Elon Musk ist mit seiner Klage gegen den ChatGPT-Entwickler OpenAI gescheitert. Eine Jury im kalifornischen Oakland kam am 18. Mai zu dem Schluss, dass Musk erst nach Ablauf der Verjährungsfrist vor Gericht gezogen war. Richterin Yvonne Gonzalez Rogers übernahm das Votum der Geschworenen, wie ZDFheute berichtet. Damit bleiben OpenAI-Chef Sam Altman und Präsident Greg Brockman im Amt.
Musk, ein früher Geldgeber von OpenAI, hatte verlangt, Altman und Brockman aus ihren Posten zu entfernen und die Struktur des KI-Unternehmens zu ändern. Sein zentraler Vorwurf: Die beiden hätten „eine wohltätige Organisation gestohlen“. Er habe rund 38 Millionen Dollar ausdrücklich für die Entwicklung gemeinnütziger KI gegeben, der Wert sei aber in den kommerziellen Arm geflossen, von dem Altman, Brockman und Microsoft profitierten. Laut Al Jazeera forderte die Klage 150 Milliarden Dollar Schadenersatz.
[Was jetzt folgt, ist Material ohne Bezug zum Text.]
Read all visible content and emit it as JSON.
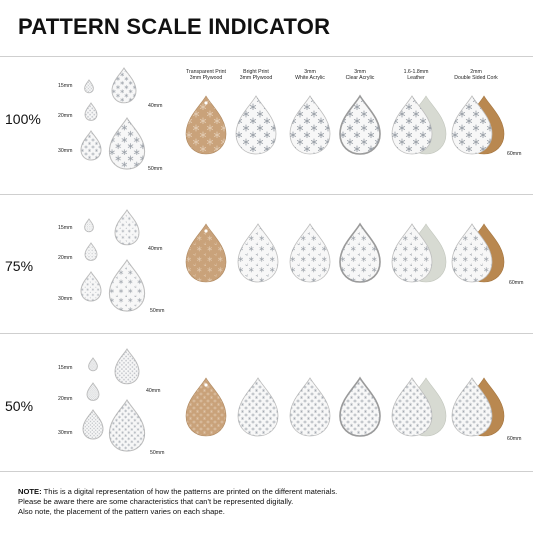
{
  "title": "PATTERN SCALE INDICATOR",
  "headers": [
    {
      "line1": "Transparent Print",
      "line2": "3mm Plywood"
    },
    {
      "line1": "Bright Print",
      "line2": "3mm Plywood"
    },
    {
      "line1": "3mm",
      "line2": "White Acrylic"
    },
    {
      "line1": "3mm",
      "line2": "Clear Acrylic"
    },
    {
      "line1": "1.6-1.8mm",
      "line2": "Leather"
    },
    {
      "line1": "2mm",
      "line2": "Double Sided Cork"
    }
  ],
  "rows": [
    {
      "scale": "100%",
      "size15": "15mm",
      "size20": "20mm",
      "size30": "30mm",
      "size40": "40mm",
      "size50": "50mm",
      "size60": "60mm"
    },
    {
      "scale": "75%",
      "size15": "15mm",
      "size20": "20mm",
      "size30": "30mm",
      "size40": "40mm",
      "size50": "50mm",
      "size60": "60mm"
    },
    {
      "scale": "50%",
      "size15": "15mm",
      "size20": "20mm",
      "size30": "30mm",
      "size40": "40mm",
      "size50": "50mm",
      "size60": "60mm"
    }
  ],
  "note": {
    "label": "NOTE:",
    "line1": "This is a digital representation of how the patterns are printed on the different materials.",
    "line2": "Please be aware there are some characteristics that can't be represented digitally.",
    "line3": "Also note, the placement of the pattern varies on each shape."
  },
  "colors": {
    "plywood": "#c9a27a",
    "white": "#f7f7f7",
    "snowflake": "#9aa0a8",
    "leatherBack": "#d7dad2",
    "corkBack": "#b98850",
    "outline": "#bdbdbd"
  },
  "icons": [
    "snowflake-pattern-icon",
    "teardrop-earring-icon"
  ]
}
Der Streit um die Verjährung
Entscheidend war der Zeitpunkt. Musk hatte seine finanzielle Unterstützung für OpenAI bereits 2020 vollständig eingestellt, die Klage aber erst im August 2024 eingereicht. In Kalifornien verjähren solche Ansprüche nach drei Jahren. Die Geschworenen ließen sich nicht davon überzeugen, dass Musk erst spät Verdacht über das Verhalten seiner einstigen Mitstreiter geschöpft habe, wie der Tagesspiegel und t-online übereinstimmend berichten. Damit kam es zu keiner inhaltlichen Entscheidung darüber, ob OpenAI seinen Gründungsauftrag verraten hat - die Frist allein genügte, um die Klage zu stoppen.
Altman hatte am 12. Mai in Oakland ausgesagt und die Darstellung Musks zurückgewiesen. Vor Gericht erklärte er, eine frühe Zahl, die Musk ins Spiel gebracht habe, sei gewesen, dass ihm zum Start 90 Prozent der Anteile zustünden; Musk habe stets eine Mehrheit verlangt, so Altman laut Al Jazeera. Der Vorwurf, eine wohltätige Organisation gestohlen zu haben, passe nicht zu dem, was tatsächlich geschehen sei. Zugleich bezweifelte Altman, dass Musk verstanden habe, wie man ein gutes Forschungslabor führt.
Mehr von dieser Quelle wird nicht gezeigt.